John Brzenk arm wrestling

An arm wrestling bout begins a few minutes before the referee screams “Go!” with a procedure like a very technical, extremely aggressive handshake. Both arm wrestlers, also known as “pullers,” stand on a table with their elbows pressed into pads as the referee organizes and rearranges their palms and fingers, yelling reprimands when, for example, one puller’s shoulders are not squared or the other’s elbow leaves the pad. The hand position is critical: If one competitor’s webbing (the space between the thumb and index finger) is higher than the other, he or she may gain an edge.

In November, two pullers’ right hands are joined in the middle of a table in front of roughly 100 onlookers in Istanbul. Their nonfighting arms are stiff as a referee kneads their fingers into position and forces their wrists straight. Their left hands are clutching metal pegs on either side of the table. One of the wrestlers breaths forcefully in and out, his white hair cropped perfectly around his face. His left shoulder is stiff and lifted near his ear, and the two conspicuous veins going up his arms are bulging like geographical ranges. His name is John Brzenk, and he is a 59-year-old American who has been pulling for more than four decades and is “universally known and recognized as the greatest arm wrestler of all time,” according to one commentator as he approaches the table.

This superfight, which is available on pay-per-view from Core Sports, is part of the East versus West series, and Brzenk’s opponent, Bulgarian Sasho Andreev, is 26 years old. Andreev is five feet six inches shorter than Brzenk, but he’s densely built, his arms are ridiculously long, and his hands are the size of salad plates and incredibly thick.

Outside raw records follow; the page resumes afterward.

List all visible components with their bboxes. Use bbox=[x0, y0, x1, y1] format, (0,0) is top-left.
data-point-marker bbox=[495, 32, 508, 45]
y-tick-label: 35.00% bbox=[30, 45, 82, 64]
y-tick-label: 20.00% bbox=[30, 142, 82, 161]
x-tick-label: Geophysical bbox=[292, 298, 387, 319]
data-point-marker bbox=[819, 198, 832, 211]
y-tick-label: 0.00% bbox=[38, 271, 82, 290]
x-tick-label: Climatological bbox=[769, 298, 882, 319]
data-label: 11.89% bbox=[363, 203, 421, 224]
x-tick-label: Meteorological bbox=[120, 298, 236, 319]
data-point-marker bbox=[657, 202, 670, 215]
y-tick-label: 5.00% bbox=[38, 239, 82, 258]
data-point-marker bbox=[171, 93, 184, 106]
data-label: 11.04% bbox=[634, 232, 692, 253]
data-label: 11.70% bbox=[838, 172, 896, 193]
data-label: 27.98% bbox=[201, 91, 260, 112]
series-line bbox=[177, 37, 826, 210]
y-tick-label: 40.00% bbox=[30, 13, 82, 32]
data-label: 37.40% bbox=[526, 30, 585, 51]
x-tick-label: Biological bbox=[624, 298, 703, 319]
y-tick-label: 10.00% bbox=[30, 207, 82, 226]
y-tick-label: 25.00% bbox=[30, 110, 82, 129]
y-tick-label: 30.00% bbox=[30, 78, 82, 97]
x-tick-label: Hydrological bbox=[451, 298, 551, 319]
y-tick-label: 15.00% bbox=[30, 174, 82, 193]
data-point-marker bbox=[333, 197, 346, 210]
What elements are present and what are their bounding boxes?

Pullers with stockier bodies typically thrive at “the hook,” a technique that involves turning and dragging the wrist inward toward the body, drawing the biceps and shoulder into the battle, as Brzenk explained to me two weeks previously. But Andreev’s Gumby arms—”look how long his arms are compared to his body,” one of the two commentators exclaims—allow him to do a top roll, in which the wrist coils, then pronates, over the opponent’s hand. John Brzenk is also proficient in both arm wrestling moves.

The men’s arms are already pressing against each other as the referee starts the fight, releasing their hands, exclaiming “Go!” and stepping back in the same split second. Their expressions twist. Brzenk obtains a top roll and leans to his left, drawing Andreev’s hand toward the table with his bodyweight, but Andreev has him in a hook—his wrist is straight and Brzenk’s is twisted and weakened. Brzenk’s upper lip swells out, and his hairline vein throbs.

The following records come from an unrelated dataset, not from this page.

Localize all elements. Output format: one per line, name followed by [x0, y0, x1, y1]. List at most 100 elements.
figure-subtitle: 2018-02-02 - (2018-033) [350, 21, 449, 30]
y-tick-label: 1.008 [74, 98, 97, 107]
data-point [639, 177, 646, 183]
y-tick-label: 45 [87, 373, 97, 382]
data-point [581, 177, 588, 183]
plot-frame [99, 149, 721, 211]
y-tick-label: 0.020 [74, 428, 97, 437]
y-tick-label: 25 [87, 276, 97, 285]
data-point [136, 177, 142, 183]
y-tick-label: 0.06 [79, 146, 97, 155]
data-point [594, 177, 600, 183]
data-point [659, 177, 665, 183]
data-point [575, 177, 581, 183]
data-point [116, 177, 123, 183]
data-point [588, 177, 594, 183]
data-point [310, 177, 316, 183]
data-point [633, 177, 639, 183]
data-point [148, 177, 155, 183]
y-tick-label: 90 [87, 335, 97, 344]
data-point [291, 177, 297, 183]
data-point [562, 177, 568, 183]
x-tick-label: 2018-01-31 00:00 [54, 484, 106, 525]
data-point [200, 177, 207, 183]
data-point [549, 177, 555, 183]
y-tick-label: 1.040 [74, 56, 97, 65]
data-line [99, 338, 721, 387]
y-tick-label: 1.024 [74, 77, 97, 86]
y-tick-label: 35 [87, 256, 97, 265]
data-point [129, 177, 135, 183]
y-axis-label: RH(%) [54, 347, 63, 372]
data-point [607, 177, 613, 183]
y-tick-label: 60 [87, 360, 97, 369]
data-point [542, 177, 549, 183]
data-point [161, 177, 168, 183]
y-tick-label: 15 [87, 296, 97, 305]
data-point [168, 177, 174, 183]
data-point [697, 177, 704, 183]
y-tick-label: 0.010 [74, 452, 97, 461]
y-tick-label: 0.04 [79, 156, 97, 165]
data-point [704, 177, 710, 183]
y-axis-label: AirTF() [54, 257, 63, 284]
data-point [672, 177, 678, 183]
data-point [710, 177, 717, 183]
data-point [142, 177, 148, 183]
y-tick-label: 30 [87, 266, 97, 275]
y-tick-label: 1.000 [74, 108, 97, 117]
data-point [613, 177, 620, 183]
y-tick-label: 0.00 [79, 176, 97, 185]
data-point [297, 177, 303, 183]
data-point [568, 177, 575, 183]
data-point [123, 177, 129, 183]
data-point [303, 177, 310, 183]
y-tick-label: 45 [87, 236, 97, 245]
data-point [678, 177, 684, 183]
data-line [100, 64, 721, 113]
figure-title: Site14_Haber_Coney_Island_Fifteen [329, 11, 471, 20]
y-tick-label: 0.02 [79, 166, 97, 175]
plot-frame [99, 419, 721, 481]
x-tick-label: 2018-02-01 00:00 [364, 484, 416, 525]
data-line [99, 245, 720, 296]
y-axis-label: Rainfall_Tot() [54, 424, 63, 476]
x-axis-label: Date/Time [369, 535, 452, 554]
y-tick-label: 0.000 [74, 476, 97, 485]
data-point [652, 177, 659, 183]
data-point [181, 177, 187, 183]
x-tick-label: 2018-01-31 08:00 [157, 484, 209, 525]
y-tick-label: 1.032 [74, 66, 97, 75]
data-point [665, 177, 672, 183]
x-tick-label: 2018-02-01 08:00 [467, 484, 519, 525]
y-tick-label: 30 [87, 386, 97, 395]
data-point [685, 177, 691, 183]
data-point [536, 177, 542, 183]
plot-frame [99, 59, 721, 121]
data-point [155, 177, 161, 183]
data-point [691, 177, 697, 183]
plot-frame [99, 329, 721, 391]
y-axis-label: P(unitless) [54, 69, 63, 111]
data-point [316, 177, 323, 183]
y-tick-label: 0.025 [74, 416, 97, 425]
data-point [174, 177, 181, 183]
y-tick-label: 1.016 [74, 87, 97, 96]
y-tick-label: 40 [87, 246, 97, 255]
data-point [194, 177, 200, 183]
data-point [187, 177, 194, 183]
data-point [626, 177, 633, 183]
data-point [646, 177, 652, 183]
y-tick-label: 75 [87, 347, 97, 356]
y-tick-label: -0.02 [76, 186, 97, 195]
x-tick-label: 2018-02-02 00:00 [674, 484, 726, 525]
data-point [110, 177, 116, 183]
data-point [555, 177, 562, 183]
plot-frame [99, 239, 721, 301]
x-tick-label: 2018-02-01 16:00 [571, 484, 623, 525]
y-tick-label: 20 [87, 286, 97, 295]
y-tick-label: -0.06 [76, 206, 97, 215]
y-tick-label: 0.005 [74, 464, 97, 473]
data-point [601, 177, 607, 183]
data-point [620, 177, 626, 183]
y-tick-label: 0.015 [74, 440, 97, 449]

“If this goes into an endurance battle, we know the Bulgarian has power there,” one of the analysts said. Both are scarcely hiding their admiration for the sport’s long-time idol. This game is no longer East vs West. Instead, it’s 59 vs 26, and every fan wonders if John Brzenk can actually take a middleweight world title from a guy more than 30 years his junior in a high-intensity, strength-based sport.